体育の授業、グラウンドは初夏の陽気に包まれていた。クラスメイトの男子は皆半袖で、女子も多くが腕を出している中、陽葵だけが頑なに長袖のジャージを着込んでいた。


「陽葵、脱がないの? 今日、結構暑いよ」


 僕の問いかけに、彼女は額ににじんだ汗を拭いもしないで笑った。


「ううん、大丈夫! 私、日焼けするとすぐ赤くなっちゃうからさ」

 

先ほど栞のお弁当を「美味しい」と食べていた彼女の笑顔が脳裏をよぎる。ダイエットだなんて嘘をついて、本当は家で何も食べさせてもらっていないんじゃないか。そんな僕の不安を振り払うかのように、彼女は無理に声を張り上げてボールを追いかけていた。


しかし、不意に彼女の動きが止まった。

ボールを追うこともなく、ふらりと膝をついたかと思うと、そのまま土の上に倒れ込んだ。


「陽葵!」


僕は叫び、教師よりも早く彼女の元へ駆け寄った。

陽葵は顔を真っ青にして、呼吸を荒くしていた。熱中症か、それとも…

  

陽葵は顔を真っ青にして、呼吸を荒くしていた。

「陽葵、しっかりしろ! 保健室に運ぶからな」

 僕が彼女を抱き起こそうと背中に手を回した、その時だった。


 激しく地面に倒れ込んだ衝撃で、長袖の袖口が肘のあたりまで大きく捲り上がった。

 そこに見えたのは、透き通るような白い肌ではなく、誰かに強く掴まれたような指の跡や、殴りつけられたような赤黒い打撲痕だった。それは一つや二つではなく、細い腕を覆い尽くすように無数に点在していた。


「……っ」

 息を呑む僕の視線に気づき、陽葵は弾かれたように薄く目を開けた。彼女は顔を引きつらせ、震える手でむしり取るように袖を引きずり下ろすと、力なく笑った。

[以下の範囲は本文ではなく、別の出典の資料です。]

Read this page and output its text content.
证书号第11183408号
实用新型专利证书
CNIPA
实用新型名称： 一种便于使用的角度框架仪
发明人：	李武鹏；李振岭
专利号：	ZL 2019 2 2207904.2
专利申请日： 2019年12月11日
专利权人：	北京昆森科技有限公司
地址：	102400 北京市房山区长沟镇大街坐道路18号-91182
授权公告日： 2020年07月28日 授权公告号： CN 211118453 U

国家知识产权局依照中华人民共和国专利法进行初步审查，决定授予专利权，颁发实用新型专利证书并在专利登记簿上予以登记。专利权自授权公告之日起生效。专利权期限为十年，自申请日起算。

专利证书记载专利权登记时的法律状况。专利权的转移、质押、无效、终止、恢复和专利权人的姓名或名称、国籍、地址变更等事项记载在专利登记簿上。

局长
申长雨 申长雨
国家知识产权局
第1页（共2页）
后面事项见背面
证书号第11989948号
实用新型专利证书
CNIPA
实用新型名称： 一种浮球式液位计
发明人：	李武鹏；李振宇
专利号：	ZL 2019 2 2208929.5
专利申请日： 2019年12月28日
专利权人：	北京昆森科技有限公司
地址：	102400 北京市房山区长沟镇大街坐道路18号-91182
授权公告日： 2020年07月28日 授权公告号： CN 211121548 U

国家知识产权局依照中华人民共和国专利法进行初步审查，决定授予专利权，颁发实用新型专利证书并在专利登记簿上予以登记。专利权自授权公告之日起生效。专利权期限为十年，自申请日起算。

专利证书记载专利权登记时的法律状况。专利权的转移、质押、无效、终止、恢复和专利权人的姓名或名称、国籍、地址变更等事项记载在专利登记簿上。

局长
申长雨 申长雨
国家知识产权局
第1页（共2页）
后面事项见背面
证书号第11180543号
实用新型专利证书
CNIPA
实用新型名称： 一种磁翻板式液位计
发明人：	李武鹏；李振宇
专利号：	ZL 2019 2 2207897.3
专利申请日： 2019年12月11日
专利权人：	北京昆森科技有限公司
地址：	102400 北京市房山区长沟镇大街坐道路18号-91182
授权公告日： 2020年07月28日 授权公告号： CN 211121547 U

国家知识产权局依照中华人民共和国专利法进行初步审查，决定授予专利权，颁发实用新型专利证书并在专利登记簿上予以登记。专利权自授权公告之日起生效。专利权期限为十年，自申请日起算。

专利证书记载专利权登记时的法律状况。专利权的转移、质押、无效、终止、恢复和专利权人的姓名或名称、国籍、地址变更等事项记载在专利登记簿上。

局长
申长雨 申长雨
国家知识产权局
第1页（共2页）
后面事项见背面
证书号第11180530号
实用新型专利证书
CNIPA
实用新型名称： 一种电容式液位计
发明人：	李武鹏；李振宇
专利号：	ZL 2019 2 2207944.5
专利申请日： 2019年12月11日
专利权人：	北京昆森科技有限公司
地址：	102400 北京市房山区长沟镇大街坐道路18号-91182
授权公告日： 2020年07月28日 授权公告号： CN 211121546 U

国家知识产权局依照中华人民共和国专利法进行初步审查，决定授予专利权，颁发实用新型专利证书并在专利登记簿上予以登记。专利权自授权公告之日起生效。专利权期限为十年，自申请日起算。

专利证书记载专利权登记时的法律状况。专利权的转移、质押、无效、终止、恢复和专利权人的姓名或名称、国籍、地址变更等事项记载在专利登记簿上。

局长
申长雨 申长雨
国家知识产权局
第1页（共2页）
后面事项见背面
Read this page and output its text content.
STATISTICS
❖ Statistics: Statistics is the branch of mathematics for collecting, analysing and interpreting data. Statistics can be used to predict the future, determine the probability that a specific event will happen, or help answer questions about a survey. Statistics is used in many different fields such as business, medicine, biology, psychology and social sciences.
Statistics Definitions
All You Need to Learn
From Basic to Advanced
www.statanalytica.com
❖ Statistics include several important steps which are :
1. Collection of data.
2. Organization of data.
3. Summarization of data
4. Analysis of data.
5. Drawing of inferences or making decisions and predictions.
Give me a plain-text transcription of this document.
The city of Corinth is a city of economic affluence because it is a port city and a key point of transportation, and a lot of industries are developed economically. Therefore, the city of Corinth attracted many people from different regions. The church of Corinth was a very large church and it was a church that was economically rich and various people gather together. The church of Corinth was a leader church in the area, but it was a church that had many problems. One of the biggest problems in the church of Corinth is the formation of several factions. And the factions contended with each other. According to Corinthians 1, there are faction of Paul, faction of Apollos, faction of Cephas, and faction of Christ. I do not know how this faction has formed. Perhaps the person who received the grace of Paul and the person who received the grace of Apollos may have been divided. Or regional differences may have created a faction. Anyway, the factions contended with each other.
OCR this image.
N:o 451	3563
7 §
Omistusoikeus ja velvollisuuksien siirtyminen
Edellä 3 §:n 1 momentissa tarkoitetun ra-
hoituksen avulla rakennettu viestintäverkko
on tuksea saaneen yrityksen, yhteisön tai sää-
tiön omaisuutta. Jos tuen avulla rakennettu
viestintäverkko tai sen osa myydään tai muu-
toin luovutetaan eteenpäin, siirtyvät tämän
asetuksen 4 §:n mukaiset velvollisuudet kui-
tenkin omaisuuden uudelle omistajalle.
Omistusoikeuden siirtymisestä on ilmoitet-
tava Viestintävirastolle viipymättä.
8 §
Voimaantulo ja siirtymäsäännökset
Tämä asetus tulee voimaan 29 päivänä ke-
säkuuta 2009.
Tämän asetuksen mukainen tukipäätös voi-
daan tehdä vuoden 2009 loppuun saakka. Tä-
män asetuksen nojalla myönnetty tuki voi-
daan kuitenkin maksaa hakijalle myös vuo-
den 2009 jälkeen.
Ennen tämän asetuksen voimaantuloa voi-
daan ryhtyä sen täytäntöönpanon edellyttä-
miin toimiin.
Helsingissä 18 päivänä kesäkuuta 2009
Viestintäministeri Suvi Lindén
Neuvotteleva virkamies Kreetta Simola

「……あはは、見ちゃった? 最近、私、転ぶことが多くてさ……。ほら、今のサッカーでも派手に転んじゃったし。……本当に、私ってドジだよね」

 

今しがた転んだだけでは説明がつかないほど、その痕跡は古く、そして新しかった。

彼女の瞳には、痛みよりも「嘘がバレてしまう」ことへの絶望的な恐怖が浮かんでいた。

 

少し遅れて、栞が駆け寄ってきた。彼女は陽葵の顔色と、僕の凍りついた表情を交互に見て、すべてを察したように唇を噛んだ。